RBP-J Interference or Knockout Regulated the RBP-J, Notch1 and Hes1 Protein Expressions in Vitro or in Vivo
Additionally, we examined the expression levels of RBP-J, Notch1 and Hes1 proteins using Western blot in order to further confirm whether these protein expressions were in accordance with their mRNA levels. Consistent with RBP-J-mRNA, the decreased relative expression level of RBP-J protein was more evident following RBP-J interference, as compared to the control, Lipo2000 and Control-siRNA + lipo2000 groups in the primarily cultured CD133-positive ependymal cells (Fig. 6d; F(3.000, 18.22) = 2363, W(3.000, 10.83) = 1861, p<0.0001) (normality and variance homogeneity, Brown-Forsythe and Welch ANOVA tests). Furthermore, RBP-J knockout in CD133-positive ependymal cells abruptly decreased RBP-J protein expression level in the LV-wall tissue to about 69.03~71.71% of the control group (Fig. 6j; t(5.233)=46.66, p<0.0001) (unpaired t test with Welch’s correction).
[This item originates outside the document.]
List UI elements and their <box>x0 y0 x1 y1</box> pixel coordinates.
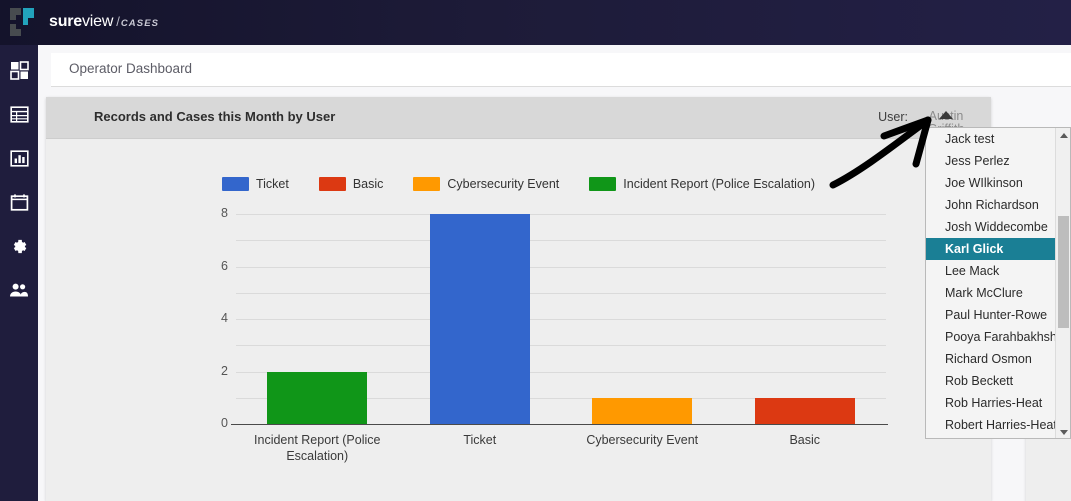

Our results demonstrated that the relative expression levels following RBP-J siRNA or knockout had a significant increase in Notch1 protein (Fig. 6e: F(3.000, 16.81) = 489.7, W(3.000, 10.83) = 338.3, p<0.0001; Fig. 6k: t(6.493)=24.23, p<0.0001) and an obvious reduction in Hes1 protein (Fig. 6f: F(3.000, 13.14)=720.0, W(3.000, 9.911)=1715, p<0.0001; Fig. 6l: t(5.472)=22.84, p<0.0001), which was in accordance with their mRNA expression levels. Taken together, our results suggested that Notch1 and Hes1 were specifically upregulated and downregulated in the absence of RBP-J by the transcriptional and translational mechanisms, which might account for RBP-J deletion-induced the proliferation and differentiation of CD133-positive ependymal cells.